The best vaccination schedule for immunocompromised patients including those with CLL, needs yet to be determined, but the results presented by Shen et al give further guidance.1 In patients who had received primary immunization and did not establish measurable antibody response, a third vaccine dose should likely be given after 4 weeks. The immune response of immunocompromised individuals to COVID-19 vaccines is currently difficult to predict, but protection needs to be established as soon as possible. This calls for repeating vaccination at 4-week intervals until the response is ultimately achieved. Because antibodies cannot be used as the sole correlate of protection, especially in patients with an impaired B-cell axis, determining the T-cell response may be an option, which is not yet broadly available. A current clinical trial for patients with lymphoma (NCT05160766) evaluates the feasibility and validity of serologic and cellular measures of protection during sequential booster vaccinations at 4-week intervals and may answer some of these pressing questions.
Although the pandemic has been a human catastrophe affecting clinical practice and global health, it has also urged tremendous innovation in vaccine development. In the future, this will likely prove an enormous benefit. Vaccination has been a neglected topic in the past, and we need to seize the moment to systematically understand vaccine immunology in immunocompromised hosts, such as patients with hematologic malignancies.
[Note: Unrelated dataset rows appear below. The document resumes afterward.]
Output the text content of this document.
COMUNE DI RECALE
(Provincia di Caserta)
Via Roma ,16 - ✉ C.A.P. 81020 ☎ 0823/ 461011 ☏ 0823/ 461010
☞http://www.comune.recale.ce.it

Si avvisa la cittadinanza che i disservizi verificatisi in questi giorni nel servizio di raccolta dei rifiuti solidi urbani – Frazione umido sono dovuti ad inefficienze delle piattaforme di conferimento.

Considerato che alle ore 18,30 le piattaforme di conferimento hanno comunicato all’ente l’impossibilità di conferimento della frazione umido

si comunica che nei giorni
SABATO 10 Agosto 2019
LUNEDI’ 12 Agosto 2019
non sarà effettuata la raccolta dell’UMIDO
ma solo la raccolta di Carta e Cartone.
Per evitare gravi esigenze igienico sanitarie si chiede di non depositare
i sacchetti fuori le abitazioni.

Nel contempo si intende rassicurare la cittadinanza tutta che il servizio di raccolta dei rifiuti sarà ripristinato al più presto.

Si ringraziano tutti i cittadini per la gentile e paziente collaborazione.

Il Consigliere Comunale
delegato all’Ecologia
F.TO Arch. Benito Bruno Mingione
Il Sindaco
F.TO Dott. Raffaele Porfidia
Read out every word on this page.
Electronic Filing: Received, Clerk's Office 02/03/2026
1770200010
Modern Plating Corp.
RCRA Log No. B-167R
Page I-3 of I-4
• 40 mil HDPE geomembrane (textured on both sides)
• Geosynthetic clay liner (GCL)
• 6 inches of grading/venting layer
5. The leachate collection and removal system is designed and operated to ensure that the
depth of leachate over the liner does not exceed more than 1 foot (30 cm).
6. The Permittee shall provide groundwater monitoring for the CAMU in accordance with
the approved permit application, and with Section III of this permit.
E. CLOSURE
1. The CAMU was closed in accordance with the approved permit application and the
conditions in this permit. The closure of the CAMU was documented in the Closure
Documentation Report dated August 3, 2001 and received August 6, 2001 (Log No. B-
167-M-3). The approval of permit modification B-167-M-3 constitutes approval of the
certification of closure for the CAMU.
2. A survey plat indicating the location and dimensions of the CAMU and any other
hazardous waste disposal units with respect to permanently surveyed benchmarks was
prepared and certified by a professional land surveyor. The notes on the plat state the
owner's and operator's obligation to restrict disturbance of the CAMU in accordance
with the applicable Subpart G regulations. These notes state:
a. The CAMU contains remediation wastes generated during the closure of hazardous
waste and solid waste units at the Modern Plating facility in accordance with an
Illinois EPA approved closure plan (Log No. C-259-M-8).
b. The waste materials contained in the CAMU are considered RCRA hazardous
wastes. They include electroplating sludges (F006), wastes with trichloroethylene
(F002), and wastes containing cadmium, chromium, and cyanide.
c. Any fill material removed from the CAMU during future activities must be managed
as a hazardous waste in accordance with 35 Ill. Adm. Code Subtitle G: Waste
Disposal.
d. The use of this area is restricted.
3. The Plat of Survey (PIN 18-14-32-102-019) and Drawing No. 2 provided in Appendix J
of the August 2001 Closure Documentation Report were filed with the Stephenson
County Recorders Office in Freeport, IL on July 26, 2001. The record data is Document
Conflict-of-interest disclosure: S.C.M. reports grants from University of Cologne (KoelnFortune), Dr Manfred Plempel Stipend, German Center for Infection Research (DZIF) clinical leave, and personal fees from Octapharma, outside the submitted work. O.A.C. reports grants and contracts from Amplyx, Basilea, the Federal Ministry of Education and Research, Cidara, DZIF, the Directorate-General for Research and Innovation (101037867), The Rare Fungal Disease Company, Gilead, Matinas, MedPace, MSD, Mundipharma, Octapharma, Pfizer, and Scynexis; consulting fees from AbbVie, Amplyx, Biocon, Biosys, Cidara, Da Volterra, Gilead, IQVIA, Janssen, Matinas, MedPace, Menarini, Molecular Partners, Mycoses Study Group Education & Research Consortium (MSG-ERC), Noxxon, Octapharma, Pardes, Pfizer, Scynexis, and Seres; honoraria for lectures from Abbott, AbbVie, Al-Jazeera Pharmaceuticals, Astellas, Gilead, Grupo Biotoscana/United Medical/Knight, Hikma, MedScape, MedUpdate, MSD, Mylan, Noscendo, Pfizer, and Shionogi; payment for expert testimony from Cidara; participation in a data safety monitoring board or an advisory board from Actelion, Allecra, Cidara, Entasis, IQVIA, Janssen, MedPace, Paratek, Pulmocide, Shionogi, and The Prime Meridian Group; a patent at the German Patent and Trade Mark Office (DE 10 2021 113 007.7); stocks from CoRe Consulting; and other interests from the German Society for Haematology and Medical Oncology, Deutsche Gesellschaft für Infektiologie, the European Confederation of Medical Mycology, the International Society for Human and Animal Mycology, MSG-ERC, and Wiley, outside the submitted work.